人はその精神性が出来上がっていくのと同時に、芸術をつくり出してきたと言えます。
ここでは、そんな原始美術とは何かわかりやすく解説したいと思います。
いわば芸術とは、人間を人間として特徴づける、基本的な要素のひとつと言えるでしょう。
僕は大学で西洋史を専攻していました。歴史や文化なら任せてください。
今から約200万年前に旧石器時代が始まります。
石器の出現から、農耕の開始までの時代をさします。
この原始時代の狩猟・採集生活の頃に、原始的な芸術作品が現れ始めます。
それが今からおよそ4万年ほど前の時期になります。それは人類史上における芸術の始まりでした。
道具の利用、火の利用、住居の利用、死者の埋葬などによって、様々なことを考え始めたからではないかと思われます。
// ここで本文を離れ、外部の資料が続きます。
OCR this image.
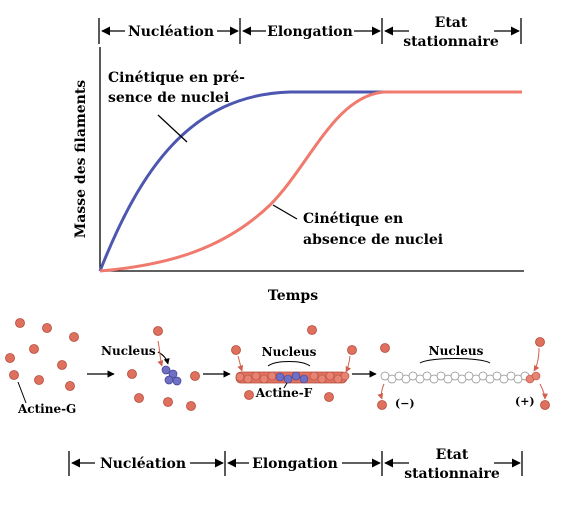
Nucléation	Elongation
Etat
stationnaire
Masse des filaments
Temps
Cinétique en pré-
sence de nuclei
Cinétique en
absence de nuclei
Actine-G
Nucleus	Nucleus
Actine-F
Nucleus
(−)	(+)
Nucléation	Elongation
Etat
stationnaire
それにより、人としての精神性が出来上がっていったのでしょう。
人類の文明の歴史がおよそ1万年ほどなので、あまりに途方もないスケールですね。
原始の時代には、壁画、塗装、彫刻といった芸術が生まれ始めます。
芸術は自然崇拝と強く結びついていました。
狩猟生活を通しての、動物をモチーフとしたものが多く表現されます。
動物はただの食料ではなく、崇拝の対象でもありました。
また彫刻では女性を型取ったものが見つかっており、豊穣多産のシンボルと思われます。
こうした女性像は地母神、今でいう女神の原型となりました。
今日に残る原始美術としては、ラスコーやアルタミラの洞窟壁画などが有名です。
原始から現代に至るまで、芸術というのは神話的イメージの体現でした。
原始美術を象徴するものが、洞窟壁画です。
文明が始まる有史以前のもので、洞窟や岩壁の壁面や天井に描かれました。
動物や狩猟の様子が主なモチーフでした。
そうした原始の壁画は世界各地で見つかっています。
ヨーロッパ、アフリカ、東南アジア、南米などです。
全く別々の場所にいた原始人類が、同じ様な芸術をつくっていたことが非常に興味深いです。
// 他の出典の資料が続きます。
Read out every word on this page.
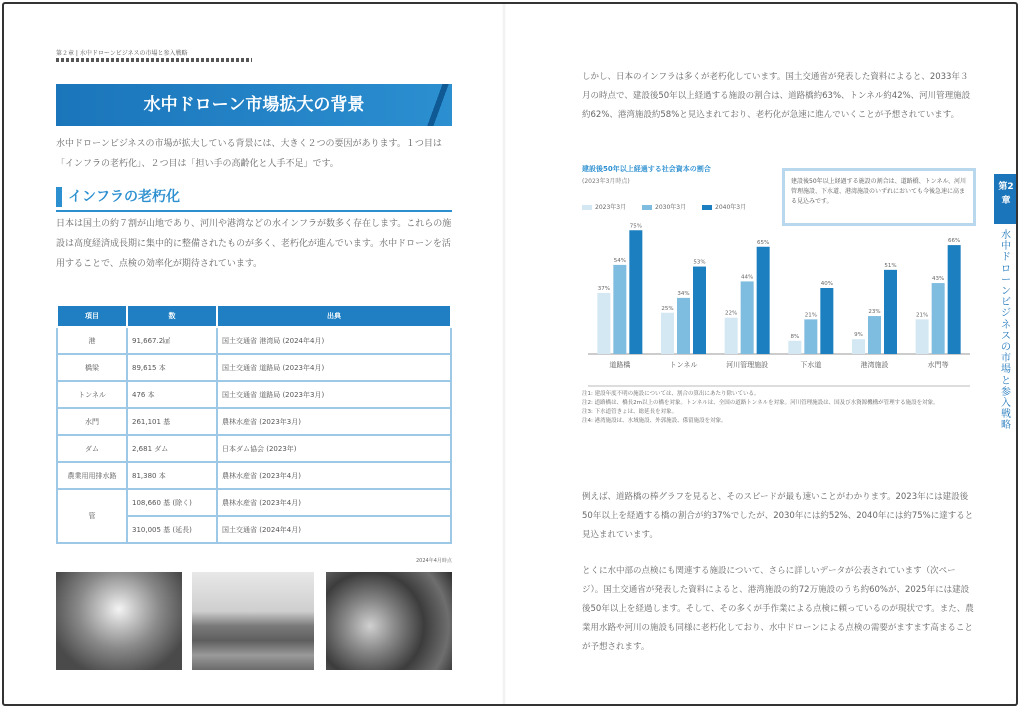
第２章 | 水中ドローンビジネスの市場と参入戦略
水中ドローン市場拡大の背景
水中ドローンビジネスの市場が拡大している背景には、大きく２つの要因があります。１つ目は「インフラの老朽化」、２つ目は「担い手の高齢化と人手不足」です。
インフラの老朽化
日本は国土の約７割が山地であり、河川や港湾などの水インフラが数多く存在します。これらの施設は高度経済成長期に集中的に整備されたものが多く、老朽化が進んでいます。水中ドローンを活用することで、点検の効率化が期待されています。
項目	数	出典
港	91,667.2㎢	国土交通省 港湾局 (2024年4月)
橋梁	89,615 本	国土交通省 道路局 (2023年4月)
トンネル	476 本	国土交通省 道路局 (2023年3月)
水門	261,101 基	農林水産省 (2023年3月)
ダム	2,681 ダム	日本ダム協会 (2023年)
農業用用排水路	81,380 本	農林水産省 (2023年4月)
管	108,660 基 (除く)	農林水産省 (2023年4月)
	310,005 基 (延長)	国土交通省 (2024年4月)
2024年4月時点
しかし、日本のインフラは多くが老朽化しています。国土交通省が発表した資料によると、2033年３月の時点で、建設後50年以上経過する施設の割合は、道路橋約63%、トンネル約42%、河川管理施設約62%、港湾施設約58%と見込まれており、老朽化が急速に進んでいくことが予想されています。
建設後50年以上経過する社会資本の割合
(2023年3月時点)
2023年3月	2030年3月	2040年3月
建設後50年以上経過する施設の割合は、道路橋、トンネル、河川管理施設、下水道、港湾施設のいずれにおいても今後急速に高まる見込みです。
37%
54%
75%
道路橋
25%
34%
53%
トンネル
22%
44%
65%
河川管理施設
8%
21%
40%
下水道
9%
23%
51%
港湾施設
21%
43%
66%
水門等
注1: 建設年度不明の施設については、割合の算出にあたり除いている。
注2: 道路橋は、橋長2m以上の橋を対象。トンネルは、全国の道路トンネルを対象。河川管理施設は、国及び水資源機構が管理する施設を対象。
注3: 下水道管きょは、総延長を対象。
注4: 港湾施設は、水域施設、外郭施設、係留施設を対象。
例えば、道路橋の棒グラフを見ると、そのスピードが最も速いことがわかります。2023年には建設後50年以上を経過する橋の割合が約37%でしたが、2030年には約52%、2040年には約75%に達すると見込まれています。
とくに水中部の点検にも関連する施設について、さらに詳しいデータが公表されています（次ページ）。国土交通省が発表した資料によると、港湾施設の約72万施設のうち約60%が、2025年には建設後50年以上を経過します。そして、その多くが手作業による点検に頼っているのが現状です。また、農業用水路や河川の施設も同様に老朽化しており、水中ドローンによる点検の需要がますます高まることが予想されます。
第2
章
水中ドローンビジネスの市場と参入戦略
人間の精神性は、太古の昔から共通の基盤を持っていたということでしょう。
心理学の権威であるユングは、人間は無意識の深層に共通のパターンを持っていると考えました。
原始美術において、人間を型取った彫刻のほとんどが女性像です。
これは自然崇拝と結びつきます。
自然の恵みや豊かさを擬人化すると、生命を生み出すことのできる女性となるのです。
自然は母なる神として崇められ、多産や豊穣のシンボルとして女性像がつくらました。
この旧石器時代につくられた女性像を、ヴィーナス小像と呼びます。
また動物の彫刻も、自然崇拝・動物崇拝をよく象徴しています。
女神信仰は非常に古く、有史以前からあった訳です。男神が現れ出すのは、文明が始まって以降になります。
原始美術をわかりやすく解説しました。
それは旧石器時代に始まった、人類最古の芸術様式です。
ラスコーやアルタミラの洞窟壁画など、今でも現存しているものもあります。
太古の昔、人類はその始まりの頃から芸術作品をつくってきたのです。